Wie dem auch sei: auf die Ohren gab es Musik von THE SMITHS, PET SHOP BOYS, MC CARTHY und THE WEDDING PRESENT. Letztere waren in Deutschland nie so richtig groß, während sie im United Kingdom zu den Speerspitzen der Achtziger-Indie-Kultur gehörten - nicht zuletzt durch ihr bis heute unerreichtes Meisterwerk "George Best". Das in Eigenregie rausgebrachte Album (doch, es gab eine Menge Angebote von Industrie- und Indie-Labeln) ist durchaus in einer Reihe mit "Sufer Rosa" von den PIXIES zu nennen, was Wichtigkeit, Einfluß und das (Wieder-)Herstellen eines bestimmten Lebensgefühls angeht, welches nur in den Achtzigern bestand und heute nur noch für die damals bereits Musik hörenden Leute wiederherstellbar, aber nicht ganz neu erfahrbar ist. Das klingt ein bisschen von oben herab und auch ein bisschen nach der Kategorie: "Opa erzählt schon wieder vom Krieg." Jedoch habe ich schon mit etlichen Leuten gesprochen, die von ähnlichen Erfahrungen und Eindrücken berichten. Aber wieder zurück zu der tollen Band:
Auch bei THE WEDDING PRESENT war es wieder mal John Peel, der mit seiner Radio-Show half, den Bekanntheitsgrad der Musik deutlich zu erweitern. Durch die Aktion, während eines Jahres jeden Monat eine Vinyl-Single rauszubringen, hielt sich die Band ebenfalls im Gespräch - nicht zuletzt, weil JEDE dieser Singles es schaffte, in die britischen Charts zu kommen. Später wurden die Singles als Compilation veröffentlicht, und es gab auch bald folgende ("Bizarro") oder später in der Karriere erscheinende ("Seamonsters") Meisterwerke.

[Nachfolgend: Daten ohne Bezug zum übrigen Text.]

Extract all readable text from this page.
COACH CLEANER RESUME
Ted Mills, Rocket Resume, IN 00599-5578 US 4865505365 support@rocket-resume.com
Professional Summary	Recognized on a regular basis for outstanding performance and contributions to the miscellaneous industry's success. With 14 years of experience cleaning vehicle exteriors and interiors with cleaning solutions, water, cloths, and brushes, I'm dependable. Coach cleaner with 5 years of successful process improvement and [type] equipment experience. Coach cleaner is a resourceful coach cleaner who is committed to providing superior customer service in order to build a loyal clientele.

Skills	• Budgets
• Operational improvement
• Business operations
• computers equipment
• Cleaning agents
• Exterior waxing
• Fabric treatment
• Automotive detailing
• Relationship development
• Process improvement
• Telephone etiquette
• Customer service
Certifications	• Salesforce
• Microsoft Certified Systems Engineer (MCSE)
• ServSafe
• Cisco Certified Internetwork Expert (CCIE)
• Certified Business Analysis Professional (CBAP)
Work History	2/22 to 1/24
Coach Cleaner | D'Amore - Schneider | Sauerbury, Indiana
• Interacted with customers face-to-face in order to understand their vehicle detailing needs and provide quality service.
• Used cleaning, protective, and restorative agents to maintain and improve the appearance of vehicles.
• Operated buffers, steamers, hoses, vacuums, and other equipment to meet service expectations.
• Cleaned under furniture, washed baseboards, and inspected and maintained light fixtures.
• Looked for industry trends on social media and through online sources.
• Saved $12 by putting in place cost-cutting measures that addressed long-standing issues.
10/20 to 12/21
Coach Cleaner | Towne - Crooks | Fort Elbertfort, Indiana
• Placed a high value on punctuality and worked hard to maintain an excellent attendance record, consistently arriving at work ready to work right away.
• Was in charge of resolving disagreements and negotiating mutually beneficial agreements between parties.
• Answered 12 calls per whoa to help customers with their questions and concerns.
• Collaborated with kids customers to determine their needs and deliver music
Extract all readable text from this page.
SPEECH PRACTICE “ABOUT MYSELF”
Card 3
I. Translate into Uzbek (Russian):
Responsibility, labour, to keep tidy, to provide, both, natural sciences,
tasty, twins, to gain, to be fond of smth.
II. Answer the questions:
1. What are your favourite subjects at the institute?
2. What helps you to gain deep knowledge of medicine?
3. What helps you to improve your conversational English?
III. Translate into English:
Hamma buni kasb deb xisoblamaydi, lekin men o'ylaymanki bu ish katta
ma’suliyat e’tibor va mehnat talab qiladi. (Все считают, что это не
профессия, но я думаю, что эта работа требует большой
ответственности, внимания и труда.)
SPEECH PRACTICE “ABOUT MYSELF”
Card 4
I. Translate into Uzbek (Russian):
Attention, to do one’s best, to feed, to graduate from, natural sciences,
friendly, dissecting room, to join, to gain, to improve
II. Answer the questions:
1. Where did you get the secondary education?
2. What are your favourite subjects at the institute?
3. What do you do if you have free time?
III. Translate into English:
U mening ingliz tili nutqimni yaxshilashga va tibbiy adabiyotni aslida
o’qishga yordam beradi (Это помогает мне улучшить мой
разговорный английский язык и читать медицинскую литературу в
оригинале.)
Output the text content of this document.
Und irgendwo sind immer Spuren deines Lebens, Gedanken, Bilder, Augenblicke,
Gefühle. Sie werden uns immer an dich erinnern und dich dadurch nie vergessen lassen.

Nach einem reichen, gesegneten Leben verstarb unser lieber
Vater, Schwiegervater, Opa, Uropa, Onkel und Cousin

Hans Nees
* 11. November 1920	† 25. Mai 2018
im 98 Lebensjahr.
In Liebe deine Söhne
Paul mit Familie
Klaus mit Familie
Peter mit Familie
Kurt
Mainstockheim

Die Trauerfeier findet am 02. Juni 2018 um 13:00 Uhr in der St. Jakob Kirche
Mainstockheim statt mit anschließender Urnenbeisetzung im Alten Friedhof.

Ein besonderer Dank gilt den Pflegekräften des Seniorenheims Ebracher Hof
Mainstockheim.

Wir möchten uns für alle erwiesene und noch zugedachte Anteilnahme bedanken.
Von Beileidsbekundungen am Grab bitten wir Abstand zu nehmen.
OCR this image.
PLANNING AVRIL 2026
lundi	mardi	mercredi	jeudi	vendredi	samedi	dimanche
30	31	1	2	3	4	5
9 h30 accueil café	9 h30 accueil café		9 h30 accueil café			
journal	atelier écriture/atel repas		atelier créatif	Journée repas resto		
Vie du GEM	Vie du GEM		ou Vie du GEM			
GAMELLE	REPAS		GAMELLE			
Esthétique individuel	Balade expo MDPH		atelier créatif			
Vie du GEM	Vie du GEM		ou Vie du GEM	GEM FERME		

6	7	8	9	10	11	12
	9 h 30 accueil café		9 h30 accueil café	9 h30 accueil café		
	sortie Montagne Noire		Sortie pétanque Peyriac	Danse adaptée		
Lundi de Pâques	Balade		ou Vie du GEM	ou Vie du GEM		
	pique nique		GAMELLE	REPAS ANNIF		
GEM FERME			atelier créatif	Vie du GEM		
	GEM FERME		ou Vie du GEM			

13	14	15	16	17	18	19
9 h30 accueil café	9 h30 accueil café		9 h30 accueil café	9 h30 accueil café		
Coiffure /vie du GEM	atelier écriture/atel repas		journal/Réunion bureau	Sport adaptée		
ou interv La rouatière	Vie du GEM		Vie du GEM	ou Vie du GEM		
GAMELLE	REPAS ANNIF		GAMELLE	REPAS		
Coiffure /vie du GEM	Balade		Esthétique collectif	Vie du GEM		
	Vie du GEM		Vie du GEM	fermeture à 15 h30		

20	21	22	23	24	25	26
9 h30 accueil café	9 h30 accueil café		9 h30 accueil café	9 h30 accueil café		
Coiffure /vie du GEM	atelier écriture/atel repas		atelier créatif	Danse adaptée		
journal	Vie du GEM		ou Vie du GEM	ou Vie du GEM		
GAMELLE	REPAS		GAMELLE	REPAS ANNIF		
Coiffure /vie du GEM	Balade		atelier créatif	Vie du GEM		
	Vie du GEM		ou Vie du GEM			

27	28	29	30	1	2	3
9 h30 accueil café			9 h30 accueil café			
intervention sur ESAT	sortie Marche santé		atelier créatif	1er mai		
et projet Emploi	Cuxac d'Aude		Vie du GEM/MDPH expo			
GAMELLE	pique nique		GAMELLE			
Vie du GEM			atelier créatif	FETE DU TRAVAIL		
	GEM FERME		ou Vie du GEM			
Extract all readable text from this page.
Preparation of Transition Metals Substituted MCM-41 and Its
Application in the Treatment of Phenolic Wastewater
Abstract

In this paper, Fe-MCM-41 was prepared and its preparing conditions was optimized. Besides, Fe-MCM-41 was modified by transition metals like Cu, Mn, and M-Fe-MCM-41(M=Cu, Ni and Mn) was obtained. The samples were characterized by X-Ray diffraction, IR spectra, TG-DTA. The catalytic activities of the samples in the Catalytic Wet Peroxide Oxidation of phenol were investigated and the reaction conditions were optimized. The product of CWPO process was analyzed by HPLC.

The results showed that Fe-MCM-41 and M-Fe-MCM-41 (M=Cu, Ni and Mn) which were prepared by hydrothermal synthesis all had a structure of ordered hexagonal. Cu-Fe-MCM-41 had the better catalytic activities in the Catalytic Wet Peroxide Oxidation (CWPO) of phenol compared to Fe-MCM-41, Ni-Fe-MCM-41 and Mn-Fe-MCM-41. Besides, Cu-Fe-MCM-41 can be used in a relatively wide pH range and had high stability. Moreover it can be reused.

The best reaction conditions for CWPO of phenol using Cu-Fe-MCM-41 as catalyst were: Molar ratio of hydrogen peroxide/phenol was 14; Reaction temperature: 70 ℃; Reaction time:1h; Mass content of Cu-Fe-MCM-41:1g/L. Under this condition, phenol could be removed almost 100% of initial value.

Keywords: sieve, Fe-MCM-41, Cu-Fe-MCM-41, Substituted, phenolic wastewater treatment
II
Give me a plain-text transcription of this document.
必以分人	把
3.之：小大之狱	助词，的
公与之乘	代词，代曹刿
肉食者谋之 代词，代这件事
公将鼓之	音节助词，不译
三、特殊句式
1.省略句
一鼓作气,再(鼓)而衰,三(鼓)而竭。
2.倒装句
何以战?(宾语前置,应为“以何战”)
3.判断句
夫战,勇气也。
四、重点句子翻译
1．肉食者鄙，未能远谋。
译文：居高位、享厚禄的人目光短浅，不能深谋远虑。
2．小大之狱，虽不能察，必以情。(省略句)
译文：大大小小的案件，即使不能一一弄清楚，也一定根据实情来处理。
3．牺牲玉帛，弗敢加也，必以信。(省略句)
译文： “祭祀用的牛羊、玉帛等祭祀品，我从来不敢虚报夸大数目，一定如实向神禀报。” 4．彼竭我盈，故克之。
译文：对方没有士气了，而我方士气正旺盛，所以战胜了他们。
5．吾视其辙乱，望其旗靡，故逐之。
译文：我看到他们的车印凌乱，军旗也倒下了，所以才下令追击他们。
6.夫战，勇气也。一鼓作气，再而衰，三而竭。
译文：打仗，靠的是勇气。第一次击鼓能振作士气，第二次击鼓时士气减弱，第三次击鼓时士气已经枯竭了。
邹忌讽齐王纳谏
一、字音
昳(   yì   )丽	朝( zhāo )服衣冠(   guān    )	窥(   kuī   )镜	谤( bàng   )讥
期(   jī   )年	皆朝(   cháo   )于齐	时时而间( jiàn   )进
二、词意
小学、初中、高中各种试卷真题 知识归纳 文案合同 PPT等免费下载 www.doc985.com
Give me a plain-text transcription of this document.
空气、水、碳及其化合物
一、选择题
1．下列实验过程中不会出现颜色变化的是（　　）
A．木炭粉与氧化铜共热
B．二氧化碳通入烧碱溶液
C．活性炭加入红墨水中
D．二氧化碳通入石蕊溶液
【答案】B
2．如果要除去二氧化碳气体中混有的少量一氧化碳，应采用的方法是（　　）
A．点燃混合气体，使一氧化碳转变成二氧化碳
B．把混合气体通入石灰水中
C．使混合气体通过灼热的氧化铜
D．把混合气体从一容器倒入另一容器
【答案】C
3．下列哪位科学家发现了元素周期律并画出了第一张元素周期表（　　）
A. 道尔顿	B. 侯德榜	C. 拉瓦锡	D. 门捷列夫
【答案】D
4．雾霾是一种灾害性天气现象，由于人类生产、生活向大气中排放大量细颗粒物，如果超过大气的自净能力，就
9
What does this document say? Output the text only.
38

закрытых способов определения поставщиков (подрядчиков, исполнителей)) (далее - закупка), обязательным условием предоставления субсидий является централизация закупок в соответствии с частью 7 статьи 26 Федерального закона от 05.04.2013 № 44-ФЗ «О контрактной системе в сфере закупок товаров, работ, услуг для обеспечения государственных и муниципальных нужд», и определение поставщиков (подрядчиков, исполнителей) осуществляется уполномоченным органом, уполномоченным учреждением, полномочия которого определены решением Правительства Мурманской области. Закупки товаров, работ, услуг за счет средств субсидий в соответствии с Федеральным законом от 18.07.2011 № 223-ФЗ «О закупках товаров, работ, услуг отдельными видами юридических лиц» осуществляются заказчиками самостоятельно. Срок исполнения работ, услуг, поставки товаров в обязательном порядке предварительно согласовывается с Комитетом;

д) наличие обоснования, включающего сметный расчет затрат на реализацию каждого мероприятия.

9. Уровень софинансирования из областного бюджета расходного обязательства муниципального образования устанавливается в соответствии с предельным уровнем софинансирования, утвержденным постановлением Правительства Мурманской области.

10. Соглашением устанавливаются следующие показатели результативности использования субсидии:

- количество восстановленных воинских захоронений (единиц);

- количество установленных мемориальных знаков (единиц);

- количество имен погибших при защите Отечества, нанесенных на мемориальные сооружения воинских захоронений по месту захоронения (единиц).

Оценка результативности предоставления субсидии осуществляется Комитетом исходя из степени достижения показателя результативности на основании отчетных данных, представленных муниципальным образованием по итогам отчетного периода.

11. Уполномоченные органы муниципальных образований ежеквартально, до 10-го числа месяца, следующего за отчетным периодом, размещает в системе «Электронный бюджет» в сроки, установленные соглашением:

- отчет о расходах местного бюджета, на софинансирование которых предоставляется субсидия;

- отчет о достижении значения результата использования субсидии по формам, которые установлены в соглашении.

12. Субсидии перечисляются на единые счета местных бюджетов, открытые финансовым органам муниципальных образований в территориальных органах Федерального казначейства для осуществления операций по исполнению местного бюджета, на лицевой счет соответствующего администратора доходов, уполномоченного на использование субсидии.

Nun, was machen THE WEDDING PRESENT im Jahr 2012? Textmäßig
bleibt alles ähnlich wie "früher": Liebesfreud und vor allem -Leid werden thematisiert, meist in direkter Ansprache, überhaupt erzählen die Texte persönliche Geschichten. Mit Sänger und Schreiber David Gedge ist ein Romantiker am Werk, der häufig an den bereits erwähnten Zeitgenossen Morrissey erinnert. Die behandelnden Themen sind geschlechts- und grenzüberschreitend, was ich damals interessiert zur Kenntnis nahm, denn Morrissey kokettierte gern damit, dass Männer die auf Typen stehen, generell hoffnungsloser im Liebesleben herumeiern. Was natürlich nicht stimmt. Schließlich waren in jungen Jahren nicht nur Freunde und Bekannte, sondern auch Bands wie THE WEDDING PRESENT ein lebender Beweis dafür, dass bei Heten auch nicht immer eitel Sonnenschein ist. Sänger David berichtete (und berichtet) meistens davon, wie die (emotionale) Welt um ihn herum zerbröselt und was dies in ihm selbst anrichtet. In gewisser Weise sind THE WEDDING PRESENT damit ein (sehr guter) Vorläufer von dem, was später der Einfachheit halber (leider auch für viele nicht so gut gelungene Kopien) das Etikett "Emo" aufgedrückt bekam.
Bei den Titeln von "Valentina" fällt aufgrund des Titels zuerst mal "The girl from the DDR" auf. Eine mysteriöse Frauenstimme singt background seltsam wirkendes Zeug in deutscher Sprache. Das Lied ist der Ohrwurm der Platte. Ansonsten ist die Musik verschiedenartig, obwohl das Album wie aus einem Guss wirkt (dabei hat diese Scheibe wirklich mal nichts mit Steve Albini zu tun :o) Es gibt nölig wirkende sperrige Gitarrenarbeit, die manchmal an THE FALL erinnert, Britpop-Einsprengsel, hübsche Feedback-Momente ("Back a bit...Stop") und die für die Band typischen knackigen Instrumente-Ineinander-Krach-Passagen. Die auf- und abwogende Stimmung mit den Tempowechseln und dem wechselnden Focus auf diverse Instrumente erzählt schon von sich aus eine Menge - die Texte erweitern das, was die Musik darstellt. Auf andere Bands beziehen sich THE WEDDING PRESENT dabei nicht unbedingt, vielmehr hört sich "Valentina" so an, als hätten die Dame und die Herren vor den Aufnahmen ihren eigenen Back-Katalog angehört...
...und beim letzten Lied "Mystery Date" schimmert dann sogar Hoffnung auf... Strangeways, here we come!